# Elementary Number Theory Problems 4.3 Solution (David M. Burton's 7th Edition) - Q6

My Solution for "Working modulo $9$ or $11$, find the missing digits in the calculations below: (a) $51840 \cdot 273581 = 1418243x040$. (b) $2x99561 = [3(523 + x)]^2$. (c) $2784x = x \cdot 5569$. (d) $512 \cdot 1x53125 = 1000000000$."

## Background

All theorems, corollaries, and definitions listed in the book's order:

I will only use theorems or facts that are proved before this question.

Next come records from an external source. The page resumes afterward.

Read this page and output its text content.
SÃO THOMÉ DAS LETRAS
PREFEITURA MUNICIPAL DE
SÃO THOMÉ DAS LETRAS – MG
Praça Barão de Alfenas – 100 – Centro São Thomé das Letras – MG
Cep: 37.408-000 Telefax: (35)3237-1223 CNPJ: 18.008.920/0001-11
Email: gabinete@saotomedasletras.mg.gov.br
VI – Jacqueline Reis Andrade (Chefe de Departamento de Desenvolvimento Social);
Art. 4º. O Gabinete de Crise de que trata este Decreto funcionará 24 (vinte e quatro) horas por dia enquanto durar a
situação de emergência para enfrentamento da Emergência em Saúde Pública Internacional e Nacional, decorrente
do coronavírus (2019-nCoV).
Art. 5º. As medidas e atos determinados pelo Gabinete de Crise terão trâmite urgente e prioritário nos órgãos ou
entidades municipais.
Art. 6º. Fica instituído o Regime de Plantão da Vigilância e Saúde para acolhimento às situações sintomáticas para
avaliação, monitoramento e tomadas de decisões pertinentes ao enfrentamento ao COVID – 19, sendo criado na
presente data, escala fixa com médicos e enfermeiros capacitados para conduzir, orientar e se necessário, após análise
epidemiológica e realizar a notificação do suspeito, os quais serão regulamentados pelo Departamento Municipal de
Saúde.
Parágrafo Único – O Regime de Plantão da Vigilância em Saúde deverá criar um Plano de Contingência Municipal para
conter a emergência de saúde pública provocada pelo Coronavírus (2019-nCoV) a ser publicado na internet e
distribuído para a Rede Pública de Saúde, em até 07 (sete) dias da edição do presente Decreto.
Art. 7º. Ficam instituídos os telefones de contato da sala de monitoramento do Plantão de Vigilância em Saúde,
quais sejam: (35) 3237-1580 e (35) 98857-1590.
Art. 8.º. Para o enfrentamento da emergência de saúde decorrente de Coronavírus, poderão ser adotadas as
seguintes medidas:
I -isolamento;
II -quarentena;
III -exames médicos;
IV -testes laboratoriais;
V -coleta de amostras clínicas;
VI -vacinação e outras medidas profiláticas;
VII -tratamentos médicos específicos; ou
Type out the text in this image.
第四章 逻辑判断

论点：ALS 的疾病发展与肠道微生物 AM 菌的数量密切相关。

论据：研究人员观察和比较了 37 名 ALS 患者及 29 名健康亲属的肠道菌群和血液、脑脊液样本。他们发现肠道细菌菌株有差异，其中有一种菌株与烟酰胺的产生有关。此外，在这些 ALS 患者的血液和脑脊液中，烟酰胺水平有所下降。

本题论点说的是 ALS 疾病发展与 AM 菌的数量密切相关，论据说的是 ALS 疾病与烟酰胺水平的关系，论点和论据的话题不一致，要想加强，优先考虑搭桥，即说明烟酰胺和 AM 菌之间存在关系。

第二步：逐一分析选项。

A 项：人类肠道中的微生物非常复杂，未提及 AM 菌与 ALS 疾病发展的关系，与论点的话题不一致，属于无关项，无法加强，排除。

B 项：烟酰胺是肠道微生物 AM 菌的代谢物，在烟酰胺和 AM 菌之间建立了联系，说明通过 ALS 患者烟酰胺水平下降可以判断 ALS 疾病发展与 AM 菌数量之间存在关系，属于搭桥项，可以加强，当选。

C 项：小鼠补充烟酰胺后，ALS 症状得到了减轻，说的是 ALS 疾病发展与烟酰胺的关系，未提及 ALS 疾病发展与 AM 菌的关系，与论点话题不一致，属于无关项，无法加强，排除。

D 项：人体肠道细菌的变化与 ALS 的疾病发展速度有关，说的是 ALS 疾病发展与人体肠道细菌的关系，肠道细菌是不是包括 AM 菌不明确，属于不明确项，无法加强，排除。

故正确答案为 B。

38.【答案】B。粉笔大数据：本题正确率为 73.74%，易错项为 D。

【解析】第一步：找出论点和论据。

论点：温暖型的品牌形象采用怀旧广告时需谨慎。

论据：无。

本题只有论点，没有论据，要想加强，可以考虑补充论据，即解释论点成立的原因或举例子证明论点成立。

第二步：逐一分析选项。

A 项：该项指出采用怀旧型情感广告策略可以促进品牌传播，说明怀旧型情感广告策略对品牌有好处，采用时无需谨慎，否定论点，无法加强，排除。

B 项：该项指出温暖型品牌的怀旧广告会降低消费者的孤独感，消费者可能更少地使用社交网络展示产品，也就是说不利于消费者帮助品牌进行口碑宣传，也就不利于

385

So, you will not see that I quote theorems or facts from the later chapters.

## Question

Working modulo $9$ or $11$, find the missing digits in the calculations below:
(a) $51840 \cdot 273581 = 1418243x040$.
(b) $2x99561 = [3(523 + x)]^2$.
(c) $2784x = x \cdot 5569$.
(d) $512 \cdot 1x53125 = 1000000000$.

## Solution

### (a)

Let us consider modulo $9$, and we will be using Theorem 4.5 throughout the calculations:

$$$$\begin{split} 51840 \cdot 273581 & \equiv 1418243x040 \\ (5 + 1 + 8 + 4 + 0) \cdot (2 + 7 + 3 + 5 + 8 + 1) & \equiv (1 + 4 + 1 + 8 + 2 + 4 + 3 + x + 0 + 4 + 0) \\ 18 \cdot 26 & \equiv 27 + x \\ (1 + 8) \cdot (2 + 6) & \equiv 2 + 7 + x \\ 72 & \equiv 9 + x \\ 7 + 2 & \equiv 9 + x \\ x & \equiv 0 \pmod {9} \end{split} \nonumber$$$$

Then we consider modulo $11$, and we will be using Theorem 4.6:

$$$$\begin{split} 51840 \cdot 273581 & \equiv 1418243x040 \\ (0 - 4 + 8 - 1 + 5) \cdot (1 - 8 + 5 - 3 + 7 - 2) & \equiv (1 - 4 + 1 - 8 + 2 - 4 + 3 - x + 0 - 4 + 0) \\ 8 \cdot 0 & \equiv -13 - x \\ 0 & \equiv -13 - x \\ x & \equiv -13 \\ x & \equiv 9 \pmod {11} \end{split} \nonumber$$$$

So, we know $0 \leq x \leq 9$, $x \equiv 0 \pmod {9}$ and $x \equiv 9 \pmod {11}$. Therefore, $x = 9$.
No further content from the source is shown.